Washington Place only survived because of the direct personal intervention of Prince Kūhiō when the territorial government sought to use eminent domain to tear it down, according to Kam.

By late this week, it appeared that Huliheʻe was not at risk this time — although the storm was expected to move over Hawaiʻi island later this weekend — but the environmental threat posed another stark reminder of the house’s vulnerability, even as important renovation work is underway to repair damage from previous storms.

Construction to repair the seawall, damaged by a tsunami that struck Kailau-Kona in 2011, was just completed in the past year. It was funded by the state at a cost of $300,000.

Structural work by the state is also underway, including repairs to the foundation, roof and downspouts, at a cost of $3 million.

In 2006, the mansion was badly damaged by an earthquake.
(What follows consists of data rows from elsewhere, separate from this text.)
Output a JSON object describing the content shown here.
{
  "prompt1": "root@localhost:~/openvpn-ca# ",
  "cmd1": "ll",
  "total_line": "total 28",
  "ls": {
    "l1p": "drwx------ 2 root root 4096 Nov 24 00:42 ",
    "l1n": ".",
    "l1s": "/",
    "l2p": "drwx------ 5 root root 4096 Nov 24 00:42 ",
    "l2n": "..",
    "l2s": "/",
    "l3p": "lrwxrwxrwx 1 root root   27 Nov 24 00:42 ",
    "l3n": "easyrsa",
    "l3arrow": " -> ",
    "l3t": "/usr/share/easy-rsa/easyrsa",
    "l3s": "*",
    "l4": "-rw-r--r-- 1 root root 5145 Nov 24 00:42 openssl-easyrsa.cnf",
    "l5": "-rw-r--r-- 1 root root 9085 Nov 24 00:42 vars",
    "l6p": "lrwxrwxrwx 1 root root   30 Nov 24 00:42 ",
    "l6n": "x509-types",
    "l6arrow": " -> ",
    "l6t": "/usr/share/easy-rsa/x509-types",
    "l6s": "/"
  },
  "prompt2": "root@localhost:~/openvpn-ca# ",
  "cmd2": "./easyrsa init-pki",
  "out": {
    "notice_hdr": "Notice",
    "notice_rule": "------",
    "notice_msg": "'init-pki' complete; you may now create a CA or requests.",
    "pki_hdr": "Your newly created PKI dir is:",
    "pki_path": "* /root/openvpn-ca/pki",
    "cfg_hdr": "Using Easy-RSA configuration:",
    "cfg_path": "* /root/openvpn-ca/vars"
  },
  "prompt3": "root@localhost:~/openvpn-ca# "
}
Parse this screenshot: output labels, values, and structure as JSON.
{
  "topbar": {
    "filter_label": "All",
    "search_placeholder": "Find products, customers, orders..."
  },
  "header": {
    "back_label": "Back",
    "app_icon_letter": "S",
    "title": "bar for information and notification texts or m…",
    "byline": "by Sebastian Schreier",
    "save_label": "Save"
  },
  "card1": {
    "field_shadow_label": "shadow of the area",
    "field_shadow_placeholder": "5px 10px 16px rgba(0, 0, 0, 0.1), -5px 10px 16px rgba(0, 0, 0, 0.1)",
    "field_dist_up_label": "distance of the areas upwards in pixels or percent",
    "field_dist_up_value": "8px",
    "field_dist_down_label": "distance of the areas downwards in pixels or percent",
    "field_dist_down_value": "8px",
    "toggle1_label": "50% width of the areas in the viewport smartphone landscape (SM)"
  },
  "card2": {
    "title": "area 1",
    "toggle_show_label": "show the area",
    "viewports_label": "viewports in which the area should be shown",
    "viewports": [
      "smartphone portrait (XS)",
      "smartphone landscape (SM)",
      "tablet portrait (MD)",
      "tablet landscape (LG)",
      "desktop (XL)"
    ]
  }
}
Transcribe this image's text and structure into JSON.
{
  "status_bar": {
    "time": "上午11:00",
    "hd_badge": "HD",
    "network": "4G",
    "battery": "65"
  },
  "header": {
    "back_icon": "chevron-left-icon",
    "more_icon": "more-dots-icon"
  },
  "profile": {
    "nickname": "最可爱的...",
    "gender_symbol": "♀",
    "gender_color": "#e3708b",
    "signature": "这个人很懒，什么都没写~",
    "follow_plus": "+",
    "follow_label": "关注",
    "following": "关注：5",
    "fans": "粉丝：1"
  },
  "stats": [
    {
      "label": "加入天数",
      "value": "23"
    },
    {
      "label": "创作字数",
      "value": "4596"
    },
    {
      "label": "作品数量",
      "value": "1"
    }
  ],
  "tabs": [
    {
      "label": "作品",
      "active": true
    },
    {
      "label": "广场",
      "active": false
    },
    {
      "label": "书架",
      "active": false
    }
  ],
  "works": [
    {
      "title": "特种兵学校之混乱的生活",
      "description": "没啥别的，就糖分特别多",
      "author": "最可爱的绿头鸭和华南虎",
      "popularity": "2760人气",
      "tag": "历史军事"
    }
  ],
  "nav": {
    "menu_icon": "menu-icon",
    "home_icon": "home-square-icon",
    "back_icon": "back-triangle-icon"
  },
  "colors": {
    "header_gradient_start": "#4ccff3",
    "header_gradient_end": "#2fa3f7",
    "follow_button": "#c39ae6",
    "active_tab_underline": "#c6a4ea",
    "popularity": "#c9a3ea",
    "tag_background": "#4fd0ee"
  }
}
The palace also took a serious financial blow during the Covid pandemic, when the state government shut down tourist traffic to the islands and promoted a general closure of most institutions. In addition to the loss of income when visitor numbers collapsed, many of the senior citizens who had been the group’s most active volunteers began staying home, which meant the organization had to find a new and younger set of volunteers to help with the palace’s daily operations.

“We have 20 volunteers but we need 50,” Powers said.

Now they are recovering lost ground. A new management team was recently put in place, including Eva Hubbard as executive and Kahōkū Lindsey-Asing as operations manager, both experienced nonprofit managers with deep roots in Hawaiʻi.

The property faces Kailua Bay, putting it on the direct path of coastal erosion; the seawall was damaged by a tsunami in 2011. The repairs were completed last year. (Neil Averitt/Civil Beat/2026)

Maintaining and improving Hawaiʻi’s important architectural and historical patrimony isn’t easy and doesn’t come cheap. Last year the roof at ‘Iolani Palace was replaced, at a cost of some $1.2 million, and substantial other work is underway, including essential upgrades to the HVAC system and replacing the elevator. A better fire suppression system is needed, too, according to Paula Akana, executive director of Friends of ʻIolani Palace.

“There’s a new issue every day,” Akana said.

In addition to these architectural integrity concerns, the stewards of ‘Iolani and Huliheʻe palaces also face complex challenges in how to manage sites with complex backstories that defy easy characterization.

Huliheʻe Palace, for example, was long a place of recreation and enjoyment, but it also hosts an object that represents the stern justice once meted out by Hawaiian rulers.

On the grounds of the palace is a Hawaiian gameboard that illustrates the fun part of the story.

There is also a strangle stone located in a bush on the grounds, once believed to have been used for executions. Powers said that members of the Daughters of Hawaiʻi have deliberated over where the stone should be located on the property and how it should be interpreted. Some find the topic disturbing.

But, as Powers noted this week, each new topic presents her with another vivid reminder of the difficulties of conserving a vulnerable house that is such a potent and significant symbol of Hawaiʻi’s past. She has to view their conservatorship as a long-time kuleana, not a short-time set of fixes, because they have a duty not just to visitors today but to their descendants and their descendants.

“We’re not writing a five-year plan, we’re writing a 100-year plan,” she said.